Investment Treaties Bring More Risk Than Benefit
Kevin P. Gallagher is the author of the new book Ruling Capital: Emerging Markets and the Reregulation of Cross-border Finance. He is a professor on the Pardee School of Global Studies, Boston University.
As they negotiate a mega-trade and investment deal with the United States—the Transatlantic Trade and Investment Partnership (TTIP)—Germany and the rest of Europe have recently started to question the merits of signing treaties that allow private investors to sue their governments over new regulations to promote economic prosperity. This is old news to emerging market and developing countries that have experienced an onslaught of corporate suits against their governments as they have attempted to foster policies for human rights and environmental protection that create inclusive growth for their citizens. While Europe debates the costs and benefits of singing a deal with the U.S. that allows such loopholes, pioneering nations such as South Africa and Ecuador offer sober lessons.
Both South Africa and Ecuador have been subject to pasts where ultra-right regimes favored foreign driven elites.
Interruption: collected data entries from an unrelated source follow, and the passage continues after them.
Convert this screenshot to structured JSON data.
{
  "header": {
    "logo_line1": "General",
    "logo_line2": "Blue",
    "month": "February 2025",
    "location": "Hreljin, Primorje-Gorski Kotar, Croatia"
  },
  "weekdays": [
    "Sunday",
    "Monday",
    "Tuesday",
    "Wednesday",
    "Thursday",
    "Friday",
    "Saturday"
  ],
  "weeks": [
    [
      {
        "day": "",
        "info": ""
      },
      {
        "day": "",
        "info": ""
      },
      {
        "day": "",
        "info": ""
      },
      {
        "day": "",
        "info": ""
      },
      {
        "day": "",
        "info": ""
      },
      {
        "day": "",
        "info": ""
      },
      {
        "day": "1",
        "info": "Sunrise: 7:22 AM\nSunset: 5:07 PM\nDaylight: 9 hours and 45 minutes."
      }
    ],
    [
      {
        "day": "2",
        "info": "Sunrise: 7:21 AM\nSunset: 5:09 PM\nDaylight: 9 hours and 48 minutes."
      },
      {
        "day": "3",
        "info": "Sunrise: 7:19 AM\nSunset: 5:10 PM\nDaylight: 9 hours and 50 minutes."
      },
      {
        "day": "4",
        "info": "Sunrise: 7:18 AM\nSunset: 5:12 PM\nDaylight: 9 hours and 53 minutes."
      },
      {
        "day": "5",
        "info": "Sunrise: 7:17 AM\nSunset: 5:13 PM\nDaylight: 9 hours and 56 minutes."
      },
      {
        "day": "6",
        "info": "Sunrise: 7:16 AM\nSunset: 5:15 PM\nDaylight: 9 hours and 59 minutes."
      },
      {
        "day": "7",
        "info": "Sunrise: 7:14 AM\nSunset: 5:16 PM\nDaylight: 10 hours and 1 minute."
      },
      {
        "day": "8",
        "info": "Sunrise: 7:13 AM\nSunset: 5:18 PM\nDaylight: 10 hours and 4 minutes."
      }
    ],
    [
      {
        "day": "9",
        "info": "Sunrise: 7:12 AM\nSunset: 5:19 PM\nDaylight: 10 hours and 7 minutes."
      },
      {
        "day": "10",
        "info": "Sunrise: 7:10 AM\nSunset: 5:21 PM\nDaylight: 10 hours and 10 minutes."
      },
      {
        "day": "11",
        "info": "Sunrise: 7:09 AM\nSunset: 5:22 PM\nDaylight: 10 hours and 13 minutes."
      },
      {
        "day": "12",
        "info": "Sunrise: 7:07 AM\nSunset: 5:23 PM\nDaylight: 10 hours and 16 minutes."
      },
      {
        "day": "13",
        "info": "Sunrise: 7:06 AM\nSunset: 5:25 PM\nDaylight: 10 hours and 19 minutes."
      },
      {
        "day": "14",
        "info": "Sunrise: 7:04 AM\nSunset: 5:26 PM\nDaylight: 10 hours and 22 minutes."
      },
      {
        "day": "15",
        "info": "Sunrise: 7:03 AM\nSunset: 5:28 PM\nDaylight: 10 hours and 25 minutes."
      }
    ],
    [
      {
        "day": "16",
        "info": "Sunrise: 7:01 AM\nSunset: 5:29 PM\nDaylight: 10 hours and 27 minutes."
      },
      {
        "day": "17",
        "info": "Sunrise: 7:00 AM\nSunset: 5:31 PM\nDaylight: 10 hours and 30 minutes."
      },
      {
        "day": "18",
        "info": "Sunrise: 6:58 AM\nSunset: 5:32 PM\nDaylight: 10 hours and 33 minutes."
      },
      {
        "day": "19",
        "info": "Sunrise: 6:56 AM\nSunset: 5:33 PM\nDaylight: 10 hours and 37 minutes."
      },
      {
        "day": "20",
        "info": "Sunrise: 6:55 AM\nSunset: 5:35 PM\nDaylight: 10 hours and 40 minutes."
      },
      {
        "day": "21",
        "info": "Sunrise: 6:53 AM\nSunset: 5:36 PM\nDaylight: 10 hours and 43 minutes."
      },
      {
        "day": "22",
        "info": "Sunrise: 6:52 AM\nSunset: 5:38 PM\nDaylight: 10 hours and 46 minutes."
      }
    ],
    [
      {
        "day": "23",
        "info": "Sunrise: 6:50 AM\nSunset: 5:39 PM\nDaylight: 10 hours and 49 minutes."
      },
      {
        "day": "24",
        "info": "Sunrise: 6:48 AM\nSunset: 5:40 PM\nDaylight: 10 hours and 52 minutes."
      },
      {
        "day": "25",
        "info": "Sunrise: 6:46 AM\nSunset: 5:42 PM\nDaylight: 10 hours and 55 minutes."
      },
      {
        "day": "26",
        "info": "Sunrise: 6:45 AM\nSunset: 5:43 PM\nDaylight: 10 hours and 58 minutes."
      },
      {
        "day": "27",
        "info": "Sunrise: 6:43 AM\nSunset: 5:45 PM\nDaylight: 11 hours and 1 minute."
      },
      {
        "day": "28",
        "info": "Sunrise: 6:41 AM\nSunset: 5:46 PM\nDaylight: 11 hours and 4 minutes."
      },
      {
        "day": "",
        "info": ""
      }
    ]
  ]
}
By the turn of the century both countries had toppled such regimes in favor of new governments focused on correcting past inequities and putting their countries on a path of broad-based equitable prosperity.
Yet, to allay fears, once these new regimes took office, South Africa and Ecuador both signed or inherited whatever they could to send the “right” signals to the world investment community that they were open for business and that the boat wouldn’t be rocked.